Il cuoio

29 luglio 2001: la prima storica Copa America della Colombia

Nella violenza delle infinite guerriglie urbane del Paese andino, Ivan Ramiro Cordoba regalò ai Cafeteros un trionfo che andò oltre il mero valore sportivo

Nonostante i problemi di ordine pubblico con i quali le forze armate colombiane combattevano ormai da anni, passando dalla struggente e sanguinosa lotta al narcotraffico, per la sommossa tentata dal movimento rivoluzionario di sinistra contrastato con violenza dalle forze paramilitari di estrema destra, che si protrasse dal dopoguerra toccando poi il suo apice nei decenni ’70, ’80 e ’90, sfociando anche nel celebre omicidio di Andres Escobar, reo di aver siglato un’autorete al Mondiale di Usa ’94 che decise in favore dei padroni di casa la seconda gara del gruppo A e che, probabilmente, fece saltare un grosso giro di scommesse piazzate sui Cafeteros, la CONMEBOL decise ugualmente di affidare l’organizzazione della quarantesima edizione della Copa America al Paese andino. Il clima non era certamente quello adatto per lo svolgimento di una manifestazione sportiva così importante, ma il Governo colombiano garantì la sicurezza. Una sicurezza minata dalla continua violenza che, proprio nel periodo imminente all’inizio della competizione, si riacutizzò in maniera importante. In un primo momento la decisione presa dagli organizzatori fu quella di rimandare la competizione di un anno, sorsero però problemi di coabitazione con la Coppa del Mondo prevista nell’estate del 2002… Argentina e Canada si ritirarono (sostituite da Honduras e Costa Rica), altre federazioni (Brasile e Uruguay) decisero di far partecipare le “seconde squadre” e la candidatura del Venezuela come Paese sostitutivo venne respinta. E così, il 5 luglio 2001, il massimo organo del calcio sudamericano decise di tornare sui propri passi, prendendo il rischio di dare fiducia alla Colombia.

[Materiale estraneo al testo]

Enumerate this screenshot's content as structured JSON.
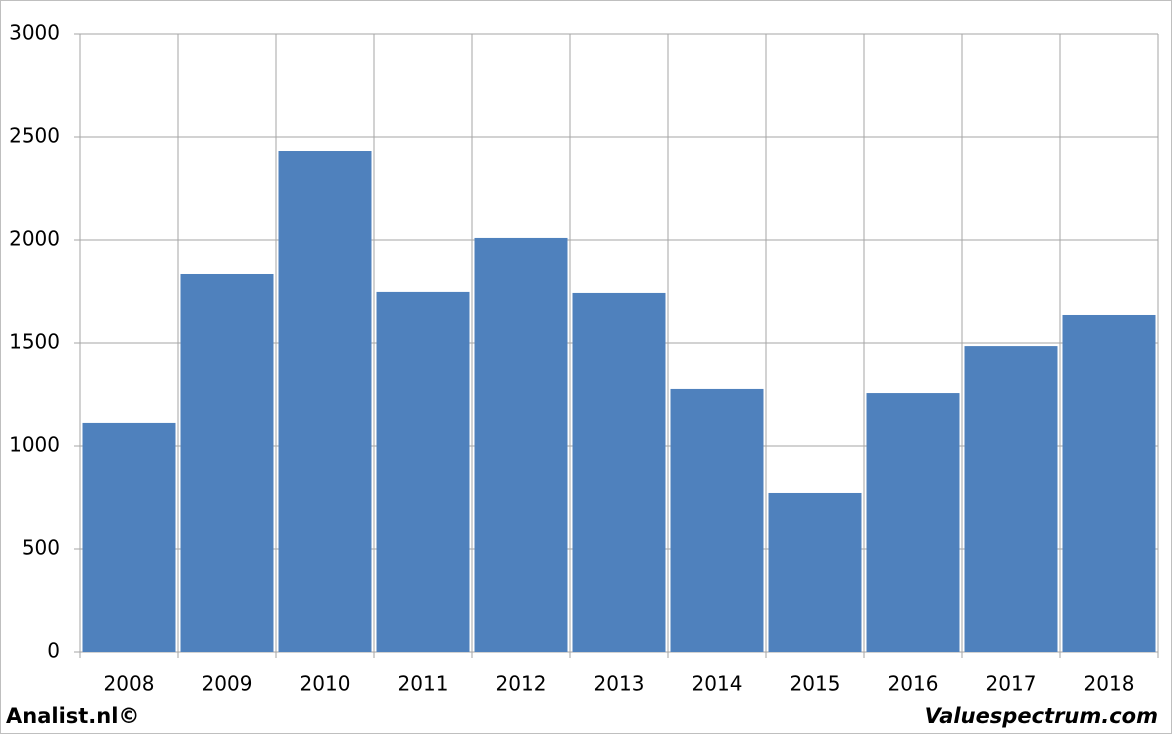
{
  "chart_data": {
    "type": "bar",
    "categories": [
      "2008",
      "2009",
      "2010",
      "2011",
      "2012",
      "2013",
      "2014",
      "2015",
      "2016",
      "2017",
      "2018"
    ],
    "values": [
      1112,
      1835,
      2432,
      1748,
      2010,
      1743,
      1277,
      772,
      1257,
      1485,
      1636
    ],
    "color": "#4f81bd",
    "ylim": [
      0,
      3000
    ],
    "yticks": [
      0,
      500,
      1000,
      1500,
      2000,
      2500,
      3000
    ],
    "grid": true,
    "source": "Analist.nl©",
    "credit": "Valuespectrum.com"
  }
}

Copa America 2001, il cammino della Colombia

 

I Cafeteros, forse spinti da una voglia che andava oltre le motivazioni sportive, giocarono un torneo perfetto: girone vinto col massimo dei punti, quarti archiviati con un 3-0 al Perù e semifinale vinta agevolmente contro l’Honduras (2-0). I punti di forza della squadra allenata da Francisco Maturana furono l’impenetrabile reparto difensivo (zero reti subite) e la stella del Deportivo Cali Víctor Aristizábal, che trascinò i suoi fino alla finale realizzando 6 reti.

La finale di Bogotá e l’incontenibile gioia di un intero popolo

 

Il 29 luglio 2001 allo Stadio El Campin di Bogotá andò così in scena la finalissima della Copa America. I padroni di casa guidati egregiamente dal capitano e interista Iván Ramiro Córdoba se la dovettero vedere contro il sorprendente Messico di Javier Aguirre. I 44mila del Campin esplosero di gioia al 65’ quando, dopo una pennellata di Iván López dalla trequarti, Córdoba salì in cielo e con una torsione degna del miglior attaccante fulminò il portiere messicano Óscar Pérez. Il risultato non cambiò più: il capitano alzò finalmente al cielo la tanto attesa prima Copa America dei Cafeteros. Un successo storico che ebbe un sapore speciale perché arrivato davanti agli occhi di un popolo distrutto dalla violenza. Una gioia incontenibile, una festa di sport che riuscì a distrarre milioni di persone che da decenni si trovavano coinvolte con continui episodi che minavano la sicurezza di un Paese fantastico. Dalla sanguinosa lotta al narcotraffico, passando per le guerriglie urbane, fino alla vittoria della Copa America: un trionfo doveroso da ricordare.